8000 should not be hard coded. At least needs a constant (for both places it is used)

This issue seems to be a duplicate of #2844620: Automatically split cache debug headers into multiple lines when they exceed 8k. Since that issue is older, I'm closing this one in favor of the older one.

The hardcoding of the maximum length is discussed in that issue, as well as a possible solution to dynamically determine the max header size.

Thanks @michaellenahan the patch fixed my issue. If this issues is getting close, the patch probably should get added to the older issue.

Credit belongs to vaza18 for a very elegant solution. I simply added some boilerplate code.
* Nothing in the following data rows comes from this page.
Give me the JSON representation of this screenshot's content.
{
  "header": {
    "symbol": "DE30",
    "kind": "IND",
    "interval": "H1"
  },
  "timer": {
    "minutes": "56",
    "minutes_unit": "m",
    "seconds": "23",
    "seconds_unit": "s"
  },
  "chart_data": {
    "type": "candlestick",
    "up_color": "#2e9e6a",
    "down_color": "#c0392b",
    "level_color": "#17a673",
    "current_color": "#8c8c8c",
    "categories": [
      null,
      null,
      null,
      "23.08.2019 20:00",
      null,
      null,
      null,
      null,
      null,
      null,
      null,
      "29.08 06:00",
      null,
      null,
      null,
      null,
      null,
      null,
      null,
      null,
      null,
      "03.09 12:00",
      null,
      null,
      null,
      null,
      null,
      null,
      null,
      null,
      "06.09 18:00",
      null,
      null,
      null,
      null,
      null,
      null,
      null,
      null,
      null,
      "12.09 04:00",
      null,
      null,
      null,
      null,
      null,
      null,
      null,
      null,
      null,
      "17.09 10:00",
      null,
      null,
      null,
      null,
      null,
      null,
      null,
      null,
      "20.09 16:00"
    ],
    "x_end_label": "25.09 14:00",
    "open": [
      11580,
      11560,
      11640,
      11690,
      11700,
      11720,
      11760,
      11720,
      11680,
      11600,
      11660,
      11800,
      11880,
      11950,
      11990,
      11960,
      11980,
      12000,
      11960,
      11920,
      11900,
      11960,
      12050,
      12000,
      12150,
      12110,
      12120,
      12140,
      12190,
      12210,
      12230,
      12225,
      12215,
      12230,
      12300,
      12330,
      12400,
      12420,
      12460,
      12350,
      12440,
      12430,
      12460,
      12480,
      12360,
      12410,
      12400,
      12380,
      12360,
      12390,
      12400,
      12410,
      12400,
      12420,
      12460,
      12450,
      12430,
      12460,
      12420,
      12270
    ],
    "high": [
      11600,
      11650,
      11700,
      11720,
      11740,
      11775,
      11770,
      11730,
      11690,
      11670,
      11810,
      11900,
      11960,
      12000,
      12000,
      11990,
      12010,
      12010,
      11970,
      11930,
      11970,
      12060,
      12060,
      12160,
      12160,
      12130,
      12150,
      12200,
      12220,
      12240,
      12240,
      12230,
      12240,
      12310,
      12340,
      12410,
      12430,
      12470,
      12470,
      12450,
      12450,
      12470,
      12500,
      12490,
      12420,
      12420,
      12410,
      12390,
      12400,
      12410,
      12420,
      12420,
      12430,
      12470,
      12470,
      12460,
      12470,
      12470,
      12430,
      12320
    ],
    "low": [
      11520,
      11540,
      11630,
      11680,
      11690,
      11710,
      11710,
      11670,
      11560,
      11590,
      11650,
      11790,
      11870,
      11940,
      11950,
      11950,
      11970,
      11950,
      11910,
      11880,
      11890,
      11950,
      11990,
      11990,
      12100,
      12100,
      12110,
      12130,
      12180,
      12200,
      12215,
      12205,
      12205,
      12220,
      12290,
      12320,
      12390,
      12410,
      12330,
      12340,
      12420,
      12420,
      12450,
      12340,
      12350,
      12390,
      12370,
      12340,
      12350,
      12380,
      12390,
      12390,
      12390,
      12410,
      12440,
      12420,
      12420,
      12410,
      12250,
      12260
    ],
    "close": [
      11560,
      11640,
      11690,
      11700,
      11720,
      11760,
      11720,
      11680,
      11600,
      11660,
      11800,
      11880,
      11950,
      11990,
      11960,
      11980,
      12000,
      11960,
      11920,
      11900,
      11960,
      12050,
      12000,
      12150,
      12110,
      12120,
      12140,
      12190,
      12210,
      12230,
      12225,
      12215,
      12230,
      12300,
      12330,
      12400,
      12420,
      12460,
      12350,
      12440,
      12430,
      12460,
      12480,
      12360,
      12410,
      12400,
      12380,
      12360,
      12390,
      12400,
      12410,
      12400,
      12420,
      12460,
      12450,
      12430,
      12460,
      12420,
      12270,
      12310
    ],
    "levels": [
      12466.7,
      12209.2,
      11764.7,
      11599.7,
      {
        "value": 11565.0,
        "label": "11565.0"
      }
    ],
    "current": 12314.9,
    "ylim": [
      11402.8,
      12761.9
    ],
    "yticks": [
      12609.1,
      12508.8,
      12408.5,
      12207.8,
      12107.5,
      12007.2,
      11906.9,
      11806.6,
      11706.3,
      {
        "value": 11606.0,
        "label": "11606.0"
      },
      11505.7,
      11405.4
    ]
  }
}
It would be nice to get this resolved, this issue has caused a lot of unnecessary pain for developers.

Thanks @michaellenahan, the patch fixed the issue.

Thanks so much michaellenahan

that saved my day after hours of dealing with a server with restricted access and useless logs. And then applying this patch and hours of agony came to an end....

Got this pain in drupal 8.9.7 dev mode, the solution was `drupal smo prod`.

Update for patch in #21 against 9.2.x since I'm still using it

The same bug reported in ASF Bugzilla:

https://bz.apache.org/bugzilla/show_bug.cgi?id=64919

I have not found if this is fixed by Apache.

Update of the previous patch for 9.3.x

This has been closed as duplicate, proceed here please: #2844620: Automatically split cache debug headers into multiple lines when they exceed 8k

Until the fix is merged into core, here is a re-rolled version of patch#36 that uses the sorted cache tags prior to splitting. Also note that this patch is applicable for Drupal 10.4.x as well.

Alternatively, contrib module Debug Cacheability Headers Split to overcome this issue.